Ele mesmo disse isso, mais tarde. Ele tinha escutado o velho Sowberry Hagan nos seus melhores dias e disse que as suas pragas tavam muito acima das do velho, também, mas acho que era um exagero, talvez.
Depois do jantar, papai pegou o jarro, disse que tinha ali bastante uísque pra duas bebedeiras e um delirium tremens. Era sempre o que dizia. Achei que ele ia ficar bêbado de cair em uma hora mais ou menos, e então eu roubava a chave, ou dava um jeito de sair, de uma ou outra maneira. Ele bebeu e bebeu, e caiu sobre os cobertores em pouco tempo, mas a sorte não tava do meu lado. Ele não dormiu profundamente, mas continuou inquieto. Ele gemeu, choramingou e se debateu de um lado pro outro durante muito tempo. No final me deu tanto sono que eu não conseguia ficar de olho aberto, por mais que tentasse, e antes de me dar conta já tava num sono profundo, e a vela ardendo.
Não sei quanto tempo dormi, mas de repente escutei um grito terrível e me levantei. Era o papai, com um ar de louco, pulando pra todos os lados e gritando alguma coisa sobre cobras. Ele disse que elas tavam subindo pelas suas pernas, e então ele dava um pulo e gritava, dizendo que uma tinha picado a sua cara – mas eu não via nenhuma cobra. Ele começou a correr pela cabana gritando: “Tira esse bicho! Tira esse bicho! Tá me picando o pescoço!”. Nunca vi um homem de olhos tão malucos. Pouco depois ele tava sem forças e caiu ofegante; rolou no chão mais de uma vez, muito rápido, chutando as coisas de um lado e de outro, e batendo e agarrando o ar com as mãos, e gritando e dizendo que tava nas garras dos diabos. Cansou em pouco tempo e ficou quieto por alguns minutos, choramingando. Depois ficou ainda mais quieto e não fez mais nenhum ruído. Eu escutava as corujas e os lobos, bem longe na mata, e tudo parecia terrível de tão quieto. Ele tava deitado num canto. Dali a pouco levantou parte do corpo e prestou atenção, com a cabeça prum lado. Disse muito baixo:
– Tum, tum, tum, são os mortos, tum, tum, tum, tão vindo me pegar, mas não vô... Oh! Tão aqui! Não me toca... tira as mãos... tão frias, solta... Oh, deixa em paz um pobre-diabo!
Aí ele caiu de quatro e engatinhou suplicando que deixassem ele em paz, se enrolou no cobertor e foi rolando pra baixo da velha mesa de pinho, inda suplicando, e depois começou a chorar. Eu podia escutar o choro dele através do cobertor.
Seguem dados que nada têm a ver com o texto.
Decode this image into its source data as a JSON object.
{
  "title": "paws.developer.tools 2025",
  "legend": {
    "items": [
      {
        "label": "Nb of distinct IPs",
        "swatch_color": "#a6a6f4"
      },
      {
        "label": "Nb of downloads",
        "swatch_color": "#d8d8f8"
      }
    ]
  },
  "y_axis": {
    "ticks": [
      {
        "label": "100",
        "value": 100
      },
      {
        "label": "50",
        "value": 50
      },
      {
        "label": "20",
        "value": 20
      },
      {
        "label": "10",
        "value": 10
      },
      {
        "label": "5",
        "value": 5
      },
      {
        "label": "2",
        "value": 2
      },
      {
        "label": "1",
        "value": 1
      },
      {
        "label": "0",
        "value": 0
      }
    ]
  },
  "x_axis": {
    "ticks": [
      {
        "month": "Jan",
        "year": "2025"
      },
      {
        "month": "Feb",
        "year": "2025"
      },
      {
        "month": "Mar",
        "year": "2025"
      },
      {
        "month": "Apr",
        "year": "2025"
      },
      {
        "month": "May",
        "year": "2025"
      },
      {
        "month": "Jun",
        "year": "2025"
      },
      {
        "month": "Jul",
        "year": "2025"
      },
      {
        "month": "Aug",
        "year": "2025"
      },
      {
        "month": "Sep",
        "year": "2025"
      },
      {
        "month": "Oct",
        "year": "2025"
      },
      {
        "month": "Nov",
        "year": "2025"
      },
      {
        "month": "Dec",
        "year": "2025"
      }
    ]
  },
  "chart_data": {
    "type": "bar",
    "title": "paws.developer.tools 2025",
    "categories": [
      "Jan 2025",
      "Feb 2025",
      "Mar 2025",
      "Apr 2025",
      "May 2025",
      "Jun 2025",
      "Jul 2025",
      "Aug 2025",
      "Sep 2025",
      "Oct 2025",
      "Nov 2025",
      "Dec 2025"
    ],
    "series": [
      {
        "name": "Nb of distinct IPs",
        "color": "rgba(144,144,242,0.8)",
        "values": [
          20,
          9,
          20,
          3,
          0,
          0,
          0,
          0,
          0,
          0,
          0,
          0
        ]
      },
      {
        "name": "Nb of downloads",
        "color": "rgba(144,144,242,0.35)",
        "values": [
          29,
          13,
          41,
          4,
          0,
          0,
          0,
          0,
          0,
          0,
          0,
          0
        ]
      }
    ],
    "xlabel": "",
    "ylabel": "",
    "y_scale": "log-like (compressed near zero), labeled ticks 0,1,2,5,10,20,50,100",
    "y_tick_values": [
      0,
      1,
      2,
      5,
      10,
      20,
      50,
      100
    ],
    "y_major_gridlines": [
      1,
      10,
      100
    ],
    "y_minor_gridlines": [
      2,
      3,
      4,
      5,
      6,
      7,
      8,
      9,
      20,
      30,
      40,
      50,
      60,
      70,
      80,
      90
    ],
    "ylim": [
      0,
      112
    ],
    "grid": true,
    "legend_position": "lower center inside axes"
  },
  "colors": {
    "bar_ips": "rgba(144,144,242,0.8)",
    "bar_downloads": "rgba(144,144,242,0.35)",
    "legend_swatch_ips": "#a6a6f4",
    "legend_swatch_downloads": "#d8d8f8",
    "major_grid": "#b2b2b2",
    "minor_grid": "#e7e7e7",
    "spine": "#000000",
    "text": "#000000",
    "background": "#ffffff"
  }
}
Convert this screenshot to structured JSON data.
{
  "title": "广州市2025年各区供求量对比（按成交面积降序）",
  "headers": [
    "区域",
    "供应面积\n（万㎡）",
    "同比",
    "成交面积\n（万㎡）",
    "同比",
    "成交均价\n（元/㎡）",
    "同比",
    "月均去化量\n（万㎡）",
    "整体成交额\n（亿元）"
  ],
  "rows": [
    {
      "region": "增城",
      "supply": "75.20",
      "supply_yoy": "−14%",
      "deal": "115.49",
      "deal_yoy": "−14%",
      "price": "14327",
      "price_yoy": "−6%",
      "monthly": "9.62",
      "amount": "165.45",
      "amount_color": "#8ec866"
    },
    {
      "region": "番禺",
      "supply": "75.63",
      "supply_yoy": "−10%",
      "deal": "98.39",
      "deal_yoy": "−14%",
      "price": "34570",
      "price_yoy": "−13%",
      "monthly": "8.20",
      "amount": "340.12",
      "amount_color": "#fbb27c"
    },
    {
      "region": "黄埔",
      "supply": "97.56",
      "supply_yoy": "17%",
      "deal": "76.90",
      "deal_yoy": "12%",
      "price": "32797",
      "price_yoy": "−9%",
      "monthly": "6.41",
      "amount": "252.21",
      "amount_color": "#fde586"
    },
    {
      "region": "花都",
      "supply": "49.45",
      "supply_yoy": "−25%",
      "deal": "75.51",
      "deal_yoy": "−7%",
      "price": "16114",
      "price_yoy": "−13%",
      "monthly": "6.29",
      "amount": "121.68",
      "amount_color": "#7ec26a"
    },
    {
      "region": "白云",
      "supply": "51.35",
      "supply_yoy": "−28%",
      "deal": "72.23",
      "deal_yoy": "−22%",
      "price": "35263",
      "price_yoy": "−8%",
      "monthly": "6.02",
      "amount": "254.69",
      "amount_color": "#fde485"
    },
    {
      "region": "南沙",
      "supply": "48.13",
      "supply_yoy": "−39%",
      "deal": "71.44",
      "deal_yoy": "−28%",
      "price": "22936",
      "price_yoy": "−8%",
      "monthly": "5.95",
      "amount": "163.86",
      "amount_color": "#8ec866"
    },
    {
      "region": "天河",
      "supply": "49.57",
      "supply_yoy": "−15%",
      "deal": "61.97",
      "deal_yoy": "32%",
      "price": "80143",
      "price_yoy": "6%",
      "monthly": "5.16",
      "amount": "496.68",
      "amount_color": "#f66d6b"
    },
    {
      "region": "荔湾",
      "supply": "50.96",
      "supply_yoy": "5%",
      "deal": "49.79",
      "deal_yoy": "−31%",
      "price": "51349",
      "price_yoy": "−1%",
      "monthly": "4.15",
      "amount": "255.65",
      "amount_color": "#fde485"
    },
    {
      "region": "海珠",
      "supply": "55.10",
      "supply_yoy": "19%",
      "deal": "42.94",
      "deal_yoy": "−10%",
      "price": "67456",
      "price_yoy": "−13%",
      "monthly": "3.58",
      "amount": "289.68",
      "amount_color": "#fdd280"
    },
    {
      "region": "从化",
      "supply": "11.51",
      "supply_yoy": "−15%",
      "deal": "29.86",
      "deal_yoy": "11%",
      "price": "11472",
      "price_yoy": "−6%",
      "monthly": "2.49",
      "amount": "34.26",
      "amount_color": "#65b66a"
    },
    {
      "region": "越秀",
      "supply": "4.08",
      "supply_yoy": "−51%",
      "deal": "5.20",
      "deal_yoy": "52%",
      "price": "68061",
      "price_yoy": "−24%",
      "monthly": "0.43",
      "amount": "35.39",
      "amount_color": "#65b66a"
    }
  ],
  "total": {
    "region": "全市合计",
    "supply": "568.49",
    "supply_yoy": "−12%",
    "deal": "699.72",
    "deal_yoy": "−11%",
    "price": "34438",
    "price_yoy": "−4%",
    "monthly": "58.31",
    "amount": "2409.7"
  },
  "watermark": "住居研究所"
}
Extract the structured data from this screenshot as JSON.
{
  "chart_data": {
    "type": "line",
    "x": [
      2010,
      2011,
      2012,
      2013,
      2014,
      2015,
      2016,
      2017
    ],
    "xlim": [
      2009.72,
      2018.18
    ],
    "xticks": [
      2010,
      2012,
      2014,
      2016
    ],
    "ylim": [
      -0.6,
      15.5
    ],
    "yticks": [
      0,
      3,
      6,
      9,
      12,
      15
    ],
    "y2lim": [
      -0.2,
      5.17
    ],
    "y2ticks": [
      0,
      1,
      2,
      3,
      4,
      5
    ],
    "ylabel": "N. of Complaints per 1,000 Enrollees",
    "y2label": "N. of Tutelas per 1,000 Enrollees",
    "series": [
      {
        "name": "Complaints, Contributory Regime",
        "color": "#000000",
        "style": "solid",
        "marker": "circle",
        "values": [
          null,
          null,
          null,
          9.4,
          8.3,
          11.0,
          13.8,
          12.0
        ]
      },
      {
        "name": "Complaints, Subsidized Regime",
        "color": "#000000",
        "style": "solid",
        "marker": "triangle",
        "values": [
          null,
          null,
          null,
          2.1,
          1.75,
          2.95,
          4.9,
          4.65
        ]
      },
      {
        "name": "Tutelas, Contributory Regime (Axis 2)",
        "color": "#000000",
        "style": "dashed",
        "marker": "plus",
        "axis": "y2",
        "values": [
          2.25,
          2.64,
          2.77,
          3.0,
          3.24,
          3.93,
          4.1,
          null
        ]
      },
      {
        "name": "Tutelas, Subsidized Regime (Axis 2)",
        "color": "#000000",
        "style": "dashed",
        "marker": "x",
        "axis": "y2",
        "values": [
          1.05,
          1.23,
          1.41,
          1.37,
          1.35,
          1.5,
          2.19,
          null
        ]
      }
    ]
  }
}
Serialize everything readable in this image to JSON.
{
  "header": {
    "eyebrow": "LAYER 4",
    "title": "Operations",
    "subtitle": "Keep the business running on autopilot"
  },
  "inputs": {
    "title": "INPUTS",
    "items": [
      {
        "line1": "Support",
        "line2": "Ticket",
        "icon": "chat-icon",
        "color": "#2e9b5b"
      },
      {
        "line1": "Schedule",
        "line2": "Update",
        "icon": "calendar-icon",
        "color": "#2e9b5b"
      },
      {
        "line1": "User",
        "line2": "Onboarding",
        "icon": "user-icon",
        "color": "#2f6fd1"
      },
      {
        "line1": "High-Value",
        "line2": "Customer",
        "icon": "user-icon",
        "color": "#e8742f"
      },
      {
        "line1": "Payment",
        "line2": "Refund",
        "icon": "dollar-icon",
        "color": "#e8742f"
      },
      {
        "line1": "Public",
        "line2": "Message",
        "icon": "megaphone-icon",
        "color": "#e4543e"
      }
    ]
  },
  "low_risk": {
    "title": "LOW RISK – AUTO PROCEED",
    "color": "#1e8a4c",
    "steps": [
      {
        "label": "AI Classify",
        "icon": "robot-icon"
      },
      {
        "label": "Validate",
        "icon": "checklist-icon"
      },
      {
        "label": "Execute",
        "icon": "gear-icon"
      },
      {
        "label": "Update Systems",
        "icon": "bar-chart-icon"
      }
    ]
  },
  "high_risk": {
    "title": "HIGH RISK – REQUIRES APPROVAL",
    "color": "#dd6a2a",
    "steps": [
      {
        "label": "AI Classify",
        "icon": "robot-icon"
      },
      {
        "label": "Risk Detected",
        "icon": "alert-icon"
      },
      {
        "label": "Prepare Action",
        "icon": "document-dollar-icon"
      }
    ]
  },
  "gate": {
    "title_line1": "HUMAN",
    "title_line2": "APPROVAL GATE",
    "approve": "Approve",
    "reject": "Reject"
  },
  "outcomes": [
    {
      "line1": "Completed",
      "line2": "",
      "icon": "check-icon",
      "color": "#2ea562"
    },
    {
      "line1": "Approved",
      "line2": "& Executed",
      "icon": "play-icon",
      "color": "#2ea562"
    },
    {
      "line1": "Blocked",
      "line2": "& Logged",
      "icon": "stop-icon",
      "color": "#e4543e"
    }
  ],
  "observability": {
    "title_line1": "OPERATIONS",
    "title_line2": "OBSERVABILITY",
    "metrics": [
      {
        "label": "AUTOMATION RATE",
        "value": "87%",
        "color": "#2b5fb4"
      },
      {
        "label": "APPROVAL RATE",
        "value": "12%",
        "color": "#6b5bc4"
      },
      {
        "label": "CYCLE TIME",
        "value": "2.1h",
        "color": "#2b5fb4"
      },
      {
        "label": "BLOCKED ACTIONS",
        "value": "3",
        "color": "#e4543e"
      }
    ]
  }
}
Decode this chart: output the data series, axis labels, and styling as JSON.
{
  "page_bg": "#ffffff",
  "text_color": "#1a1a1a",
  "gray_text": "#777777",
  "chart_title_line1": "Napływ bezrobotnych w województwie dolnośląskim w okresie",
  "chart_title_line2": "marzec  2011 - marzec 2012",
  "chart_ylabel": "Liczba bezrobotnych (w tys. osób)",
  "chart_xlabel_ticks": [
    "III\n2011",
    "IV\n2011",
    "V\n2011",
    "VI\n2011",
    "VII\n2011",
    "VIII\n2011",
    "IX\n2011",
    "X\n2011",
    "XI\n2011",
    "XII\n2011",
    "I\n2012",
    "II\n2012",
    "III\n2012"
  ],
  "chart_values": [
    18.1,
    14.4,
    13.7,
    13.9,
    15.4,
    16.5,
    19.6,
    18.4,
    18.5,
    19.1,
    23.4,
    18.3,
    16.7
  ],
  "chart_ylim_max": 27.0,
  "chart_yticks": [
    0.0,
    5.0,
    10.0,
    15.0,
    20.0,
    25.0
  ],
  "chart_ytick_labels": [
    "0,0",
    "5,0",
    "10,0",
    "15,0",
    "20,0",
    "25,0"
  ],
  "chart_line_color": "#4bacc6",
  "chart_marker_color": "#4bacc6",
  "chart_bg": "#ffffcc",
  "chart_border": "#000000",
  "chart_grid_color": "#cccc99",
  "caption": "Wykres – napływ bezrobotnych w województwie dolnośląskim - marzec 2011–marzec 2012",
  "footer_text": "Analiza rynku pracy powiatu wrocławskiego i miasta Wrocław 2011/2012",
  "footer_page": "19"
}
Dali a pouco voltou a rolar e se levantou com um pulo, com ar de louco, e ele me vê e vem pra cima de mim. Ele me perseguiu dando várias voltas pelo lugar com um canivete grande, me chamando de Anjo da Morte e dizendo que ia me matar, assim eu não ia mais poder vir pra buscar ele. Supliquei e disse que era eu, o Huck, mas ele riu um riso muito estridente, e berrou e praguejou, e continuou me caçando. Uma hora, quando me virei um pouco e escapei debaixo do seu braço, ele avançou a mão e me pegou pelo casaco entre os ombros, e eu achei que tava ferrado, mas consegui tirar o casaco rápido como um raio e me salvei. Pouco depois ele tava exausto e se deixou cair com as costas contra a porta, e disse que ia descansar um minuto e aí me matava. Colocou o canivete embaixo dele, e disse que ia dormir e ficar forte, e aí ele ia mostrar quem era o bam-bam-bam.
Ele cochilou logo em seguida. E, depois de um tempo, peguei a velha cadeira de palhinha e subi do jeito mais fácil pra não fazer barulho e trouxe a espingarda pra baixo.